Miu Sakamoto (坂本 美雨, Sakamoto Miu) is a Japanese pop singer, writer, and actress. She is the daughter of musicians Ryuichi Sakamoto and Akiko Yano.

==Biography==
Miu Sakamoto was born to musician parents, Ryuichi Sakamoto and Akiko Yano, in 1980. She grew up listening to her father's band, Yellow Magic Orchestra, as well as Kraftwerk. She has three half-siblings- her brother Fuuta, along with an older sister and a younger brother from her father's other marriages. Her grandfather Kazuki Sakamoto was an editor. In 1990, when Sakamoto was 9 years old, her family emigrated to New York, where she lived until she graduated from high school. As a result of her time in the U.S., she became bilingual in Japanese and English.
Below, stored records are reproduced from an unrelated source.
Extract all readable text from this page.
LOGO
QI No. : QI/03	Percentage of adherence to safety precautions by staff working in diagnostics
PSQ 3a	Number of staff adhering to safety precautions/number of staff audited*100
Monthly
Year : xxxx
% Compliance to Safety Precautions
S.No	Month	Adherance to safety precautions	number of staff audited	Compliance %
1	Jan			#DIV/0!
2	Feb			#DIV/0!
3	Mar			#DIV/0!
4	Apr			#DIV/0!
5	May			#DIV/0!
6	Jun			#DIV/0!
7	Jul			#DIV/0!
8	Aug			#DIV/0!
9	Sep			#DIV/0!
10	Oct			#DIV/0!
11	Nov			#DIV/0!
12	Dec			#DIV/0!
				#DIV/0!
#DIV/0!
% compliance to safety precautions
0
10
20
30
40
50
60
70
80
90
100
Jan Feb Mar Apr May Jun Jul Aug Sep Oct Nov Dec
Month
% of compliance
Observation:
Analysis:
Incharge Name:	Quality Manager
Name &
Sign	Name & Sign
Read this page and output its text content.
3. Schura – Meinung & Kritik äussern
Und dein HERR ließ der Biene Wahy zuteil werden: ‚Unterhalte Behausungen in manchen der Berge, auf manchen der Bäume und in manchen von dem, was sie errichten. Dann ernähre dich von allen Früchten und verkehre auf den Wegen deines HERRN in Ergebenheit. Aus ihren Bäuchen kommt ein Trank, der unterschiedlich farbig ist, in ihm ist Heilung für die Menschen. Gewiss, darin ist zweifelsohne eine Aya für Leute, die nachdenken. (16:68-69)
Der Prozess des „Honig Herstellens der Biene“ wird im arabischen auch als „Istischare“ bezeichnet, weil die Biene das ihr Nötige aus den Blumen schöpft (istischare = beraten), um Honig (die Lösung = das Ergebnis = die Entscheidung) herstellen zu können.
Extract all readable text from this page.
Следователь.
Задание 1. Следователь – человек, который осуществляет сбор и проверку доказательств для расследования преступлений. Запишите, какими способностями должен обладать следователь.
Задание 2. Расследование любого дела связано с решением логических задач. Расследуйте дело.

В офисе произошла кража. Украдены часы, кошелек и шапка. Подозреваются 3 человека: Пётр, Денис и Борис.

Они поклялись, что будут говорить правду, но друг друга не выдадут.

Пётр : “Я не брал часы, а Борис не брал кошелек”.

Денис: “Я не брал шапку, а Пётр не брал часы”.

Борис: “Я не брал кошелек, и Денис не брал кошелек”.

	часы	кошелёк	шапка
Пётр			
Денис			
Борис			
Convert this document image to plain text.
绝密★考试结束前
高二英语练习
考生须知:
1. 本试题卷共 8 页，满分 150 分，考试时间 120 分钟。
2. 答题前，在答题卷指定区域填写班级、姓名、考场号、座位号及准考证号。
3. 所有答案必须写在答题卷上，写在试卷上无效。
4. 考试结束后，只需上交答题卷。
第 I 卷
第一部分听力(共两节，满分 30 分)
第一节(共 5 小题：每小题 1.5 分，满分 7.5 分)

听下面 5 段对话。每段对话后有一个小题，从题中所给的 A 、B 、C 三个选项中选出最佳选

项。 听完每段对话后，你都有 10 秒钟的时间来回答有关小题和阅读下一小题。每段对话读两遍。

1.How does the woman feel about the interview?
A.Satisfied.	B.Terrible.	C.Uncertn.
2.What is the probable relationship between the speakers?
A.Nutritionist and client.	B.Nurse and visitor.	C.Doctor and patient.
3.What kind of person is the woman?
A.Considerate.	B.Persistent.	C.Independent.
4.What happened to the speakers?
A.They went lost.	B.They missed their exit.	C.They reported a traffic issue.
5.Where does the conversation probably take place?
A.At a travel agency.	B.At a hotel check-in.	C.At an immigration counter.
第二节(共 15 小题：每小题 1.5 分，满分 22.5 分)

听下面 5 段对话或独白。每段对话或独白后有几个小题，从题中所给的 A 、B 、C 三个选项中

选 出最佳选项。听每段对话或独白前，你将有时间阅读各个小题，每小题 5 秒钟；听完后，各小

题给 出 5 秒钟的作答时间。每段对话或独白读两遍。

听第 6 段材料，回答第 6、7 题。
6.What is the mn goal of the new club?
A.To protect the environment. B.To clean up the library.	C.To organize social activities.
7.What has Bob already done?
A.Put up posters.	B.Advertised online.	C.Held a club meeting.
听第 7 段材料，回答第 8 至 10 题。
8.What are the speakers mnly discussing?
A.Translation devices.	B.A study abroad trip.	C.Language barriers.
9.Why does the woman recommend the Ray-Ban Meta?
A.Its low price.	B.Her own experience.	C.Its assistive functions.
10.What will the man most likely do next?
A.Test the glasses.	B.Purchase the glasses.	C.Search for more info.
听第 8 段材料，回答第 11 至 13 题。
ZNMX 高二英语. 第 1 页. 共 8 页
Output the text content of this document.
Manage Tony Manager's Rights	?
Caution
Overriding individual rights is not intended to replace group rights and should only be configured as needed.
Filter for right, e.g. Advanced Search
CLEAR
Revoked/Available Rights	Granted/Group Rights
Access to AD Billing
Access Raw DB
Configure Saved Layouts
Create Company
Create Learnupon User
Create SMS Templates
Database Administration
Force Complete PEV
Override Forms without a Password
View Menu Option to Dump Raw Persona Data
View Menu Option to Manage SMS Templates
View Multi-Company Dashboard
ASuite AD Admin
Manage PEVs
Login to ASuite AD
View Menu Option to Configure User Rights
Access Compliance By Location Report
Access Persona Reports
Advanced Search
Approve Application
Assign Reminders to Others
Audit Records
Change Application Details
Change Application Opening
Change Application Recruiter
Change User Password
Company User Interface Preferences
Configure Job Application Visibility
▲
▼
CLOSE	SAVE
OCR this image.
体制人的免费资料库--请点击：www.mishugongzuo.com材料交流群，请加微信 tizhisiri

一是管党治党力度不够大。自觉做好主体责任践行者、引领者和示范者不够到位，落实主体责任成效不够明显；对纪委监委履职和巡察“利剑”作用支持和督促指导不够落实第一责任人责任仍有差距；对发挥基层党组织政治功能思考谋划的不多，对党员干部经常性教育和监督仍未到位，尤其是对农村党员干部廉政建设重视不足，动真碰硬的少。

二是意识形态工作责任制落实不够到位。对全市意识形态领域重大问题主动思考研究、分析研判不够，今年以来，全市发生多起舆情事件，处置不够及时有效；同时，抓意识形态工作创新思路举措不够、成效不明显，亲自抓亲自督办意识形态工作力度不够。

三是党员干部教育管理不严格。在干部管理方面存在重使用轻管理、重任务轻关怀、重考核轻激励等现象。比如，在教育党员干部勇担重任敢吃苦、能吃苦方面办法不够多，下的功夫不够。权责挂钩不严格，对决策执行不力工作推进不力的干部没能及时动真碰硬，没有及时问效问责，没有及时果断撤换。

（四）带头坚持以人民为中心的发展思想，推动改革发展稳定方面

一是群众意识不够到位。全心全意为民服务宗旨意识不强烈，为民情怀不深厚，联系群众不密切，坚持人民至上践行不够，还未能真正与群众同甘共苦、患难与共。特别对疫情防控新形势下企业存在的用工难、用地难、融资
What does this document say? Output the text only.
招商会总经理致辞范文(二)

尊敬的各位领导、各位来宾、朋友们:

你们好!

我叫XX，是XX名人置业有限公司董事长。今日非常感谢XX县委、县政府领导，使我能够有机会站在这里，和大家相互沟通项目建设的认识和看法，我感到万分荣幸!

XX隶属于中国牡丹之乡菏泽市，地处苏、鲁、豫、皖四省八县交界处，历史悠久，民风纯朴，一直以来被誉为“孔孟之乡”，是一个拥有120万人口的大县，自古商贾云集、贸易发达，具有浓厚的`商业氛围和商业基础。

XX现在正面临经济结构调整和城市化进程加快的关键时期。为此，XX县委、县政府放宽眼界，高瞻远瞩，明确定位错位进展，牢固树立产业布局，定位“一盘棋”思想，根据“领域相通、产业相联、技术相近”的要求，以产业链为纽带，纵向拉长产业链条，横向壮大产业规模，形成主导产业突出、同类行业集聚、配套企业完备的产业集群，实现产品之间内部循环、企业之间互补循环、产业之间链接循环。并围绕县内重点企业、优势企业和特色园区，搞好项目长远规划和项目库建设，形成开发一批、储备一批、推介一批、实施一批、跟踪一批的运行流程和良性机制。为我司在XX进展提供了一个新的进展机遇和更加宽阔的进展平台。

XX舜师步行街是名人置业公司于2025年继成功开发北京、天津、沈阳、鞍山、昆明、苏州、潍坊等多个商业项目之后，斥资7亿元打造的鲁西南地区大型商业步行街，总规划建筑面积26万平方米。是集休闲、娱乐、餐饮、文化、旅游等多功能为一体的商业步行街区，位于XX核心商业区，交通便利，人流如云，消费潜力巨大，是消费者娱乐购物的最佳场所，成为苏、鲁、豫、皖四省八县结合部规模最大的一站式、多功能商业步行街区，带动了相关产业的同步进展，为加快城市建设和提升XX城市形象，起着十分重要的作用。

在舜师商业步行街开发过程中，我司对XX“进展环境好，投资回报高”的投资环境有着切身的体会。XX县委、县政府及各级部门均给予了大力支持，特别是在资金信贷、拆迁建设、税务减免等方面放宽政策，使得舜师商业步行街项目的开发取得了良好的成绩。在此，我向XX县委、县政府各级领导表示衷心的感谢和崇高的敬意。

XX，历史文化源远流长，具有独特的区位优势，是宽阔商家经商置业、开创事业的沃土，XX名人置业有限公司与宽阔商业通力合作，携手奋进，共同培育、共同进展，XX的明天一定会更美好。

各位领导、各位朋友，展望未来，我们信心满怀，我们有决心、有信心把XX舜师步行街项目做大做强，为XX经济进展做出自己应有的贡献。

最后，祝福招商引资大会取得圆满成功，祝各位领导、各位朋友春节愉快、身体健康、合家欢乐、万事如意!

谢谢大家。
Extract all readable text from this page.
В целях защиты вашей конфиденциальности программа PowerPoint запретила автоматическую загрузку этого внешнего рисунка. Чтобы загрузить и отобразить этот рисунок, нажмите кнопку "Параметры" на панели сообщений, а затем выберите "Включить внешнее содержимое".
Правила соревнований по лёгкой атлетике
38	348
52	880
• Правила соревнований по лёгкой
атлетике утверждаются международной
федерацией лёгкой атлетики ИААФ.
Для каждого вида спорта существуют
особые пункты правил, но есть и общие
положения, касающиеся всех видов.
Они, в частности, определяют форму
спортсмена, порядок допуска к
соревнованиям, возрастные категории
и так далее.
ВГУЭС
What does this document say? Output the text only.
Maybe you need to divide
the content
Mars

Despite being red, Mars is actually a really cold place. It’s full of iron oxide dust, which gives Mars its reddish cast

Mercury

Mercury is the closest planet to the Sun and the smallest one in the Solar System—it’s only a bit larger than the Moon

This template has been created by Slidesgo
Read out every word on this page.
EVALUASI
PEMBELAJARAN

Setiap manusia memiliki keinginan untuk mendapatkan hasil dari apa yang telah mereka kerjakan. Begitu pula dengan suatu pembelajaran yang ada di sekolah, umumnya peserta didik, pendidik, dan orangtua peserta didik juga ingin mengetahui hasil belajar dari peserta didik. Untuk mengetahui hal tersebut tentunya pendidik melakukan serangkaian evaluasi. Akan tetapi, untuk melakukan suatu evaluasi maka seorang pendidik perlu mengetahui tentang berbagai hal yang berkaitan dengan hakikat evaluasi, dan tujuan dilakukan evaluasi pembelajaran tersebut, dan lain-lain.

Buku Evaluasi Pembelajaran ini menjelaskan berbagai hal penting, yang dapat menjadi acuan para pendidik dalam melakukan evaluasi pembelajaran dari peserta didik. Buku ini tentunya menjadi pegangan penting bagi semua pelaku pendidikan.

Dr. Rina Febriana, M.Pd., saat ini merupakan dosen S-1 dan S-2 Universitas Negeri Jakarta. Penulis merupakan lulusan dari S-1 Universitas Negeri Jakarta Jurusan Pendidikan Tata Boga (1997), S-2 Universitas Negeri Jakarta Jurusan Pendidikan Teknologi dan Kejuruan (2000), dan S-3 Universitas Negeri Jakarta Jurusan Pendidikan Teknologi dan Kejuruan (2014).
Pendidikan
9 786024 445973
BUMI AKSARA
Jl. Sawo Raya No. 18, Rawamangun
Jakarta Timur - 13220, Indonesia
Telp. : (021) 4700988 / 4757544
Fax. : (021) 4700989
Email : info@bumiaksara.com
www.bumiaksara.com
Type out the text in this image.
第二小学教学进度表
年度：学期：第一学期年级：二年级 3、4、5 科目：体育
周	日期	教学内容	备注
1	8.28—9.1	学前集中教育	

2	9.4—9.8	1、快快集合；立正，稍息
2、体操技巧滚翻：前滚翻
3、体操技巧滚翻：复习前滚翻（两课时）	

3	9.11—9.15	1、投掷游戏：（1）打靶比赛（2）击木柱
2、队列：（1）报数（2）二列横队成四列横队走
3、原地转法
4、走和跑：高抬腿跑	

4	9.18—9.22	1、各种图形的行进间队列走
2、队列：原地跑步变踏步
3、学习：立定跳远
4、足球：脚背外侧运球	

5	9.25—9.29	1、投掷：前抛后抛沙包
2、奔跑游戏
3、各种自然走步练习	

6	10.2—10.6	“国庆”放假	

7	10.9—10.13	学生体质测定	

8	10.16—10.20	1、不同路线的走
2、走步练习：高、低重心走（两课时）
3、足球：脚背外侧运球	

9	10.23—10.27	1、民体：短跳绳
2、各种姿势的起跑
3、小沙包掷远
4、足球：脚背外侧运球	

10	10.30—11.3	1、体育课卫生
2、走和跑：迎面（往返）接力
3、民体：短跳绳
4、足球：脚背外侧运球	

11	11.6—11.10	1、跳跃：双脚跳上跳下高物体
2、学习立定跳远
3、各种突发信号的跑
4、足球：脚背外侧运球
Her name, "Miu", comes from the English word "mutant", given to her by her father.

Prior to her father's death, she would frequently travel between Japan and New York City, to visit her mother in Manhattan.

Sakamoto provided a cover of "Miu" for the January 29, 2020 Buck-Tick tribute album Parade III ~Respective Tracks of Buck-Tick.

== Discography ==

=== Albums ===
- DAWN PINK (September 29, 1999)
- Harmonious (May 24, 2006)
- Oboro no Kanata, Akari no Kehai (December 12, 2007) – (Produced by SUGIZO)
- Zoy (November 5, 2008)
- PHANTOM Girl (May 19, 2010) (Produced by The Shanghai Restoration Project)
- HATSUKOI (May 18, 2011) (SRP)
- I'm yours! (August 8, 2012) (SRP)
- Waving Flags (March 5, 2014)
- Sing with me II (with Cantus) (December 7, 2016)

=== Mini-Albums ===
- aquascape (November 26, 1998)
- sorato (Masakatsu Takagi x Sakamoto Miu) (October 10, 2007)
- iTunes Live from Tokyo (January 23, 2008)
- Sing with me (with Cantus) (June 22, 2016)

=== Compilations ===
- miusic ~The best of 1997–2012~ (June 26, 2013)

=== Live albums ===
- LIVE Waving Flags (March 18, 2015)

=== Singles ===
- "Poppoya" (May 26, 1999) – composed and arranged by Ryuichi Sakamoto, with lyrics by Tamio Okuda
- "in aquascape" (September 8, 1999) – written by Miu Sakamoto, composed and arranged by Ryuichi Sakamoto
- "I'll believe the look in your eyes" (February 9, 2000) – written by Miu Sakamoto, composed by Yuka Kawamura, and arranged by Ryuichi Sakamoto
- "beautiful" (July 26, 2000) – written by Miu Sakamoto, composed and arranged by Yuka Honda
- "Blank" (April 11, 2001) – written by Miu Sakamoto, composed and arranged by Toru Okada
- "15fun" (May 23, 2001) – written by Miu Sakamoto, composed and arranged by Noriyuki Makihara
- "Kaze Hikaru" (October 24, 2001) – written by Miu Sakamoto, composed and arranged by Kenji Kawai
- "sleep away" (April 24, 2002) – written by Miu Sakamoto, composed and arranged by SUGIZO
- "Kumanbachi ga tonde kita" (November 20, 2002) – written by Shigesato Itoi and composed by Akiko Yano
- "The NeverEnding Story" (November 16, 2005) – composed by Giorgio Moroder, with lyrics by Keith Forsey

=== Digital Singles ===
- [2005.09.12] Never Ending Story (CM Version)
- [2010.04.14] Phantom Girl's First Love
- [2010.05.19] Phantom Girl's First Love -Classical Remix-
- [2010.11.24] Hajimari Hajimari (はじまりはじまり; Beginning Beginning)
- [2011.05.18] Precious
- [2012.07.04] Anata to Watashi no Aida ni Aru Mono Subete Ai to Yobu (あなたと私の間にあるもの全て愛と呼ぶ)
- [2012.09.12] I'm yours (Taan Newjam Remix)

== Participation in Vocaloid ==
Miu Sakamoto is the voice provider for Yamaha's Vocaloid Mew. Mew was a starter Vocaloid released alongside the Vocaloid 3 software, with VY1V3.

Mew's first single, "Line", debuted in The Vocaloid, an album produced by Yamaha.